Un romancier est comme un magicien : bien qu’il écrive de la fiction, il a une certaine authenticité en lui, parce qu’on comprend qu’on lit quelque chose qui n’est pas réel. Et comme le suggère Aristote, c’est cela qui permet aux personnages d’un roman de nous sembler en quelque sorte plus réels que les personnages historiques ; chacun représente une sorte d’incarnation de la condition humaine à laquelle nous pouvons nous identifier.

De nombreuses études ont montré que la lecture d’œuvres de «fiction littéraire» – par opposition à la non-fiction ou à la pop-fiction – augmente l’empathie et l’intelligence émotionnelle. En effet, le lecteur est exposé à un éventail d’expériences et de cultures beaucoup plus large que celui qu’il rencontrerait dans la vie réelle, ce qui l’aide à comprendre que les autres ont des croyances, des désirs et des perspectives qui diffèrent, parfois considérablement, des leurs.
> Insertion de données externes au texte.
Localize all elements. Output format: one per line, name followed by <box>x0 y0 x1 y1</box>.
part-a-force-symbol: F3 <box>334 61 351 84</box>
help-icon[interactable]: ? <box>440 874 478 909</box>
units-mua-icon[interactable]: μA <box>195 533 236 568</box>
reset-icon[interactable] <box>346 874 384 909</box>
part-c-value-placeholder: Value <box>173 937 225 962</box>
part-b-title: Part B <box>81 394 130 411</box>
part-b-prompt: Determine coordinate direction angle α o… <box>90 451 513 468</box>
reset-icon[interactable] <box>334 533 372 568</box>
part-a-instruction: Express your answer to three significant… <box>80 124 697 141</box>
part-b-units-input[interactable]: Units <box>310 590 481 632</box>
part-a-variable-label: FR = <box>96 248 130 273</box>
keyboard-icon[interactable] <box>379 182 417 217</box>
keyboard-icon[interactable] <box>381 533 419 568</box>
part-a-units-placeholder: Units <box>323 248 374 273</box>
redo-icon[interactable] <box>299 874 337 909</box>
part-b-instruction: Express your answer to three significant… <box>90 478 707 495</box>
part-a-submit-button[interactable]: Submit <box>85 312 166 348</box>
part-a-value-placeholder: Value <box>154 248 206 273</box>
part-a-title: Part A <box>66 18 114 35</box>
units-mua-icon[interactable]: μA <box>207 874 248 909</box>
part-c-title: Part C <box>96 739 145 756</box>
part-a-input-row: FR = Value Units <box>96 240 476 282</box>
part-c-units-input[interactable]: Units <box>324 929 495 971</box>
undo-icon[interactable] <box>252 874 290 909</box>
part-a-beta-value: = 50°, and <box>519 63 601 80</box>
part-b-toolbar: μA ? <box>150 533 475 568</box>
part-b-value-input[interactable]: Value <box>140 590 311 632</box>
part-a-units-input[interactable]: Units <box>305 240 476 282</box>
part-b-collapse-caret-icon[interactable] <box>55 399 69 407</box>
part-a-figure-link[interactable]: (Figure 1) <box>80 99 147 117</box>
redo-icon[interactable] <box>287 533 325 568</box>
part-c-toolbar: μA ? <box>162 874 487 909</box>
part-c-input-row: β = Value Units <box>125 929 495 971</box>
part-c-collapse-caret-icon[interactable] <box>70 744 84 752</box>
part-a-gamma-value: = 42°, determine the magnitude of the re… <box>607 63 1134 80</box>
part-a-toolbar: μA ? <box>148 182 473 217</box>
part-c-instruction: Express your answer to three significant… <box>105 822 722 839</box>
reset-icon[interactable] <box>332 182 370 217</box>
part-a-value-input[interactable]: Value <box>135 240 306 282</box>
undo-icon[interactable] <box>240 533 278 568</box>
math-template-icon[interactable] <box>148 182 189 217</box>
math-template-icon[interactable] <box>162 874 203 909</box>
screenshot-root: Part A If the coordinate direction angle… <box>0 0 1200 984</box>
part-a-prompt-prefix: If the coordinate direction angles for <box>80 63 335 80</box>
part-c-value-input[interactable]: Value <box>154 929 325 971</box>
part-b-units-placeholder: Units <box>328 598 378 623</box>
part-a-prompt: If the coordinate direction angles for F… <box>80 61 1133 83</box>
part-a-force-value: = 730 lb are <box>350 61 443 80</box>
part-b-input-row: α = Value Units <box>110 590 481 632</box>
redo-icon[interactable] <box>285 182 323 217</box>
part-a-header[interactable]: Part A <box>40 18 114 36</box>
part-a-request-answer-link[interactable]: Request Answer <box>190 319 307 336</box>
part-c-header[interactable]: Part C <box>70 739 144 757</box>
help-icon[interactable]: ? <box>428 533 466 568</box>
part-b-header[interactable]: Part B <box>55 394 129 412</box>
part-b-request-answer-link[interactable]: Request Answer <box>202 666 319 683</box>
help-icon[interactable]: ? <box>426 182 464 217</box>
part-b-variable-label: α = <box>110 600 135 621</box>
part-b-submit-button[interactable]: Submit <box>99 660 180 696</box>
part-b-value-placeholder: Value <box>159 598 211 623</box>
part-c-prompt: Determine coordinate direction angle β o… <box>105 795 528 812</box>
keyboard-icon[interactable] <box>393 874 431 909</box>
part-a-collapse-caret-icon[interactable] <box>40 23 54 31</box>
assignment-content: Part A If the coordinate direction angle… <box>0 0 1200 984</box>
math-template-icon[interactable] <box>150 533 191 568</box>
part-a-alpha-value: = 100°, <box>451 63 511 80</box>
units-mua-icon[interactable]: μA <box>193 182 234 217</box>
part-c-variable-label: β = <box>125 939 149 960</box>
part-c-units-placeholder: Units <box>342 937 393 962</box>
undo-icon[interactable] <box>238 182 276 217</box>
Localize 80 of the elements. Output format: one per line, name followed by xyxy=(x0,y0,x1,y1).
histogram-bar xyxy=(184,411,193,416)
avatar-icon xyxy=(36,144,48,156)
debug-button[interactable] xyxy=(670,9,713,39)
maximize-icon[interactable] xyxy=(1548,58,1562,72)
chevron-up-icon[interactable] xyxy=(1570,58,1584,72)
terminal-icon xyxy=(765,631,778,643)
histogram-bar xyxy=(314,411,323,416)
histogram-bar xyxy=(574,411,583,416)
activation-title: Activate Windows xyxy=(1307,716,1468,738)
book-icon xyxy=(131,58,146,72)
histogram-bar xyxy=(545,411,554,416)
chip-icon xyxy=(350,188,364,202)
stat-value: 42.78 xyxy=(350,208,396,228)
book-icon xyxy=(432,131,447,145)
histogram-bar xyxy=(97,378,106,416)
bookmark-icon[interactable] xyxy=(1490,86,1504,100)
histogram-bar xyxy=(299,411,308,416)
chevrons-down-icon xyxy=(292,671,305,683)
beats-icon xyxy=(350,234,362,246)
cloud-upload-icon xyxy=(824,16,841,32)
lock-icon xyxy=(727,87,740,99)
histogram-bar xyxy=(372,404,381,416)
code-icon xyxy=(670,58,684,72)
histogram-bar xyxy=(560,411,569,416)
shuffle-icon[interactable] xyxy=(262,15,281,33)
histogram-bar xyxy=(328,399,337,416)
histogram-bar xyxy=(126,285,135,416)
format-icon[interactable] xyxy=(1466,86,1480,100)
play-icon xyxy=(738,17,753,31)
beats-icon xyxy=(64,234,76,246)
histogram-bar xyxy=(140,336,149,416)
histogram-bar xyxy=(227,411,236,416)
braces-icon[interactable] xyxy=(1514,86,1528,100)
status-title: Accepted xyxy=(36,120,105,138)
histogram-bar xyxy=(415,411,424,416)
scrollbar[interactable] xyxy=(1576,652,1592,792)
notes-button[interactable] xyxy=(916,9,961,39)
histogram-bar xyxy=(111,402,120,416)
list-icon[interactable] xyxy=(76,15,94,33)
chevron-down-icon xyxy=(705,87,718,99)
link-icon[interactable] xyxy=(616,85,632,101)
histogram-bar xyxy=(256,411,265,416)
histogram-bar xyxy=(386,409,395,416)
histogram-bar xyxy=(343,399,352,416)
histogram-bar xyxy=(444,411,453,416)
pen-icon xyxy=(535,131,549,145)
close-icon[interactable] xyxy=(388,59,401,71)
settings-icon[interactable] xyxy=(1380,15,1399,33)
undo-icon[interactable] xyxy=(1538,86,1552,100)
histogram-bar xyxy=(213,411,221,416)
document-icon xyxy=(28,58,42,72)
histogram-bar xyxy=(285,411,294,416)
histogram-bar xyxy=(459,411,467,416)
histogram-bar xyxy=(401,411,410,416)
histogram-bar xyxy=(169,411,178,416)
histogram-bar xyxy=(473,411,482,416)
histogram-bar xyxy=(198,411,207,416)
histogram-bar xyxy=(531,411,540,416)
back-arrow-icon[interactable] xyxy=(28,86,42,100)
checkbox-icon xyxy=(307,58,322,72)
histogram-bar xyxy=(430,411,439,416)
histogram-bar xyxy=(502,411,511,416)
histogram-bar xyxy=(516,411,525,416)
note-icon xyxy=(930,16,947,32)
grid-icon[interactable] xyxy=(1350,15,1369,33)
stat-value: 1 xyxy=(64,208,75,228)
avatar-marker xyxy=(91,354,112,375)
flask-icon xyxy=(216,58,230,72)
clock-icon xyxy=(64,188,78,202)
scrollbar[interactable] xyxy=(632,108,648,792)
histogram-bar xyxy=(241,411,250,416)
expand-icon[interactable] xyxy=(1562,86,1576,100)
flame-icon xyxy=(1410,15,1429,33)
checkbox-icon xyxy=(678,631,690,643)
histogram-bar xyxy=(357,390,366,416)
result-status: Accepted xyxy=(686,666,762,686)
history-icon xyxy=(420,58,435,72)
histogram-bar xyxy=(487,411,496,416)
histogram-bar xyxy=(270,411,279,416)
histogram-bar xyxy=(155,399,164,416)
UNE étude récentePublié dans Bulletin de la personnalité et de la psychologie sociale, ont constaté que ceux qui avaient grandi en lisant des romans littéraires avaient « une vision du monde plus complexe » que ceux qui ne l’avaient pas fait. Les auteurs définissent cela comme étant caractérisé par quelques facteurs. L’une est une « complexité attributionnelle accrue » : ces personnes sont à l’aise avec l’ambiguïté et peuvent comprendre le comportement en termes de systèmes complexes. Un autre est «l’essentialisme psychologique» inférieur – l’idée que le comportement humain peut être expliqué par certaines caractéristiques immuables.

« Rencontrer la différence, rencontrer des esprits différents, rencontrer différentes sortes de socialité aide à étayer cette croyance en la complexité du monde », me dit Nick Buttrick, auteur principal de l’étude et professeur de psychologie à l’Université du Wisconsin-Madison. « Si vous n’avez jamais rencontré qu’un seul type d’esprit. . . et si vous ne faites que lire. . . des choses prévisibles, sûres, stables, les gens finissent par avoir une vision du monde qui n’est pas complexe, parce que c’est ce qui vous renforce à plusieurs reprises.

L’étude fait écho à une autre de 2013, qui a trouvé ceux qui lisent de la fiction littéraire avaient un besoin moindre de fermeture cognitive – le désir de lever l’ambiguïté et d’arriver à des conclusions définitives même si elles sont incorrectes ou irrationnelles.

Dans un monde qui regorge de politiques polarisées, tout ce qui peut contribuer à construire des visions du monde plus complexes et nuancées doit être adopté. J’espère donc avoir convaincu tous les hackers de la vie et les gourous de la productivité que vous ne pouvez pas réellement « pirater » les avantages que vous obtenez en lisant un grand roman.

Mais j’écris aussi en partie cette chronique pour me rappeler d’en lire plus – cette année, je n’en ai réussi que six. L’année prochaine, je vais viser un par mois, minimum. Peut-être m’autoriserai-je même à les lire dans la journée à l’occasion. Parce qu’ils sommes en fait des choses très sérieuses, mamie.